There were no treatment-related liver adverse events, including no liver fat increases and no treatment-related renal adverse events. The most common adverse event was injection site reactions, which were mostly mild. Further, researchers observed declines in platelet counts in many patients. These platelet declines were generally well managed with monitoring and dose adjustment. Five patients discontinued participation in the study due to platelet count declines. Upon discontinuation of volanesorsen, platelet count returned to normal in these patients.

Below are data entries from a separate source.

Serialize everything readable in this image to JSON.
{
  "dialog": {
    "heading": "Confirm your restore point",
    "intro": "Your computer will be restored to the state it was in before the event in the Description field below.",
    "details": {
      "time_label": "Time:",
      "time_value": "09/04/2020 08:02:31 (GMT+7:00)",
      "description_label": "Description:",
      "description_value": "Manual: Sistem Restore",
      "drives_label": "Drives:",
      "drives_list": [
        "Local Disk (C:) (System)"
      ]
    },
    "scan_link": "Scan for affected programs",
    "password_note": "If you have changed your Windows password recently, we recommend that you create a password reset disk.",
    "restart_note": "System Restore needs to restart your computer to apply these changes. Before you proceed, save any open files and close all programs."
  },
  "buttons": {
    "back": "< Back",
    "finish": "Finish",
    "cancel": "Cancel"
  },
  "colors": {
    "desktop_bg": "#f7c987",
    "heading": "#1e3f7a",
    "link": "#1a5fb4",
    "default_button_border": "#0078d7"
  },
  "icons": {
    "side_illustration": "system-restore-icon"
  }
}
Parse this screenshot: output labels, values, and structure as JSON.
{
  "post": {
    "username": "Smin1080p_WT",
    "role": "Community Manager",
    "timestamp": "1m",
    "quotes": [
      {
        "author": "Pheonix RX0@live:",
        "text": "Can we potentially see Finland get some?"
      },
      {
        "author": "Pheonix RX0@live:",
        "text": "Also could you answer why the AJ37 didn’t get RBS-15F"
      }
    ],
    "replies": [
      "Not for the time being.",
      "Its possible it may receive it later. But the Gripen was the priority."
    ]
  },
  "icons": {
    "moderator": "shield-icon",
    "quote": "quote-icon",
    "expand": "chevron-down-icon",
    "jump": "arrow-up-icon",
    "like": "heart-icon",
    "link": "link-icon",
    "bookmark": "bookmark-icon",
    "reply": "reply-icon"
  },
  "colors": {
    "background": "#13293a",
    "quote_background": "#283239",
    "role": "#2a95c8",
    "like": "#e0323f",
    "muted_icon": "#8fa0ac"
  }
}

Volanesorsen is an antisense drug designed to reduce the production of apoC-III, a protein produced in the liver that plays a central role in the regulation of plasma triglycerides and may also affect other metabolic parameters. It is currently in development for two rare metabolic disorders: FCS and familial partial lipodystrophy (FPL).
In a previous phase 3 study known as the COMPASS study, five FCS patients treated for 3 months with volanesorsen experienced a 73% average decrease in triglycerides, which represented a mean absolute reduction of 1,511 mg/dL. In a previous phase 2 study, three FCS patients treated with volanesorsen had an average triglyceride reduction after 3 months of 69%. Results from this study were published in the New England Journal of Medicine.

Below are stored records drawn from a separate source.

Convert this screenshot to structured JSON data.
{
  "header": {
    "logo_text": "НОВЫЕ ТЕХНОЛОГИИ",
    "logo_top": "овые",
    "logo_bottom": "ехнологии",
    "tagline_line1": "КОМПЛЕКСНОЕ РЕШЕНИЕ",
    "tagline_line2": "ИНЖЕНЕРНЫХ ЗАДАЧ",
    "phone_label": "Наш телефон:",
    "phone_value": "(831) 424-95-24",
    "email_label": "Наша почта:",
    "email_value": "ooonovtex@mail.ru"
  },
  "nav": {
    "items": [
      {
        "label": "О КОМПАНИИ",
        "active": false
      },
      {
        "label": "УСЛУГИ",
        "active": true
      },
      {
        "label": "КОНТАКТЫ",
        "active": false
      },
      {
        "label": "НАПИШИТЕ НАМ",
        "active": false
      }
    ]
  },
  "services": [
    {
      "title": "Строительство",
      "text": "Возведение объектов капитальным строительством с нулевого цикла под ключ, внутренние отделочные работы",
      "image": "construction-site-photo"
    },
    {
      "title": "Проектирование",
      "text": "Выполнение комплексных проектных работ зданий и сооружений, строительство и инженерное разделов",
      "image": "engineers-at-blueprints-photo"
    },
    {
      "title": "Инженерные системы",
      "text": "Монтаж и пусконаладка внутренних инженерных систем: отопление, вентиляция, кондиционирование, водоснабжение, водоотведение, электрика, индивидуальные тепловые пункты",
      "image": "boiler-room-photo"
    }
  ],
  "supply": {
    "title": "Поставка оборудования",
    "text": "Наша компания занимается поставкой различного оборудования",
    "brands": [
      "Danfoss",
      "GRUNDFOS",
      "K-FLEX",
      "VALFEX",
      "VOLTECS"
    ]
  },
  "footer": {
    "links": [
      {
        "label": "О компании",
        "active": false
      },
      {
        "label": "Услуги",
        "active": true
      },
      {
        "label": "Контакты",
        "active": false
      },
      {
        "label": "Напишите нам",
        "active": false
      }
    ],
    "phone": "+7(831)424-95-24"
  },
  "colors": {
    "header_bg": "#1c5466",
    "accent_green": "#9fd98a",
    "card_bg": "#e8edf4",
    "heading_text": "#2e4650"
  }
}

As gastroenterologists, familiarity with FCS is important because, while it is not common, it can be easily missed. Diagnosis is critical because it can enable provision of dietary counseling, and care coordination with lipid specialists, gastroenterologists, dieticians and primary care providers. Although correlation between elevated triglyceride levels and an increased risk for severe and potentially fatal attacks of pancreatitis has been long established, in many cases it takes several years for patients to receive an accurate diagnosis of FCS. Lack of an accurate diagnosis can present significant challenges to patients, including continued risk for pancreatitis, development of complications in the pancreas or other organs, exposure to unnecessary procedures and in appropriate disease management strategies due to wrong diagnosis.
The lack of effective therapies to treat FCS continues to leave patients at risk for morbidity and mortality, including pancreatitis. No other investigational drug has been found in clinical trials to have the magnitude of reductions in triglyceride levels observed in clinical trials with volanesorsen. The findings in volanesorsen trials for the first time hold out the potential for FCS patients to achieve reduced triglyceride levels.

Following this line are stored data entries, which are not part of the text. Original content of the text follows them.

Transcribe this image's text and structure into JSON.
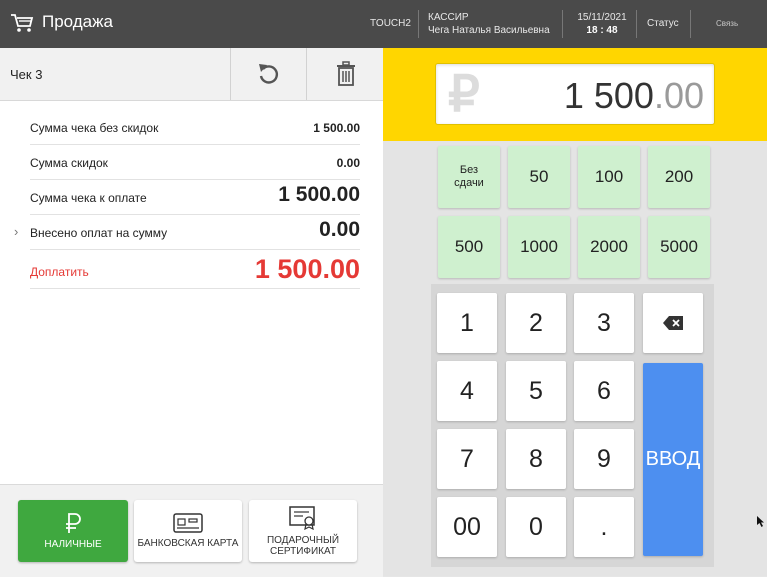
{
  "header": {
    "title": "Продажа",
    "terminal": "TOUCH2",
    "cashier_role": "КАССИР",
    "cashier_name": "Чега Наталья Васильевна",
    "date": "15/11/2021",
    "time": "18 : 48",
    "status_label": "Статус",
    "link_label": "Связь"
  },
  "receipt": {
    "name": "Чек 3",
    "rows": [
      {
        "label": "Сумма чека без скидок",
        "value": "1 500.00"
      },
      {
        "label": "Сумма скидок",
        "value": "0.00"
      },
      {
        "label": "Сумма чека к оплате",
        "value": "1 500.00"
      },
      {
        "label": "Внесено оплат на сумму",
        "value": "0.00"
      },
      {
        "label": "Доплатить",
        "value": "1 500.00"
      }
    ]
  },
  "payment_types": {
    "cash": "НАЛИЧНЫЕ",
    "card": "БАНКОВСКАЯ КАРТА",
    "gift_line1": "ПОДАРОЧНЫЙ",
    "gift_line2": "СЕРТИФИКАТ"
  },
  "amount": {
    "integer": "1 500",
    "decimal": ".00",
    "currency_symbol": "₽"
  },
  "quick_amounts": {
    "no_change_line1": "Без",
    "no_change_line2": "сдачи",
    "values": [
      "50",
      "100",
      "200",
      "500",
      "1000",
      "2000",
      "5000"
    ]
  },
  "keypad": {
    "keys": [
      "1",
      "2",
      "3",
      "4",
      "5",
      "6",
      "7",
      "8",
      "9",
      "00",
      "0",
      "."
    ],
    "enter": "ВВОД"
  },
  "colors": {
    "accent_yellow": "#ffd600",
    "cash_green": "#3fa83f",
    "enter_blue": "#4d8ff0",
    "due_red": "#e53935"
  }
}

Gaudet D, et al. New Engl J Med. 2015;doi:10.1056/NEJMoa1400283.
Ionis Pharmaceuticals. The APPROACH study: A study of volanesorsen (formerly ISIS-APOCIIIRx) in patients with Familial Chylomicronemia syndrome. In: ClinicalTrials.gov [Internet]. Bethesda, MD: National Library of Medicine (US). Accessed: April 7, 2017. Available at: https://clinicaltrials.gov/ct2/show/NCT02211209?term=volanesorsen&rank=3 NLM Identifier: NCT02211209.
Ionis Pharmaceuticals. The COMPASS Study: A Study of volanesorsen (formally ISIS-APOCIIIRx) in patients with hypertriglyceridemia. In: ClinicalTrials.gov [Internet]. Bethesda, MD: National Library of Medicine (US). Accessed: April 7, 2017. Available at: https://clinicaltrials.gov/ct2/show/NCT02300233?term=volanesorsen&rank=4 NLM Identifier: NCT02300233.
Disclosures: Gelrud reports he is a consultant for Akcea Therapeutics. Writing assistance provided by Berry & Company was funded by Akcea Therapeutics.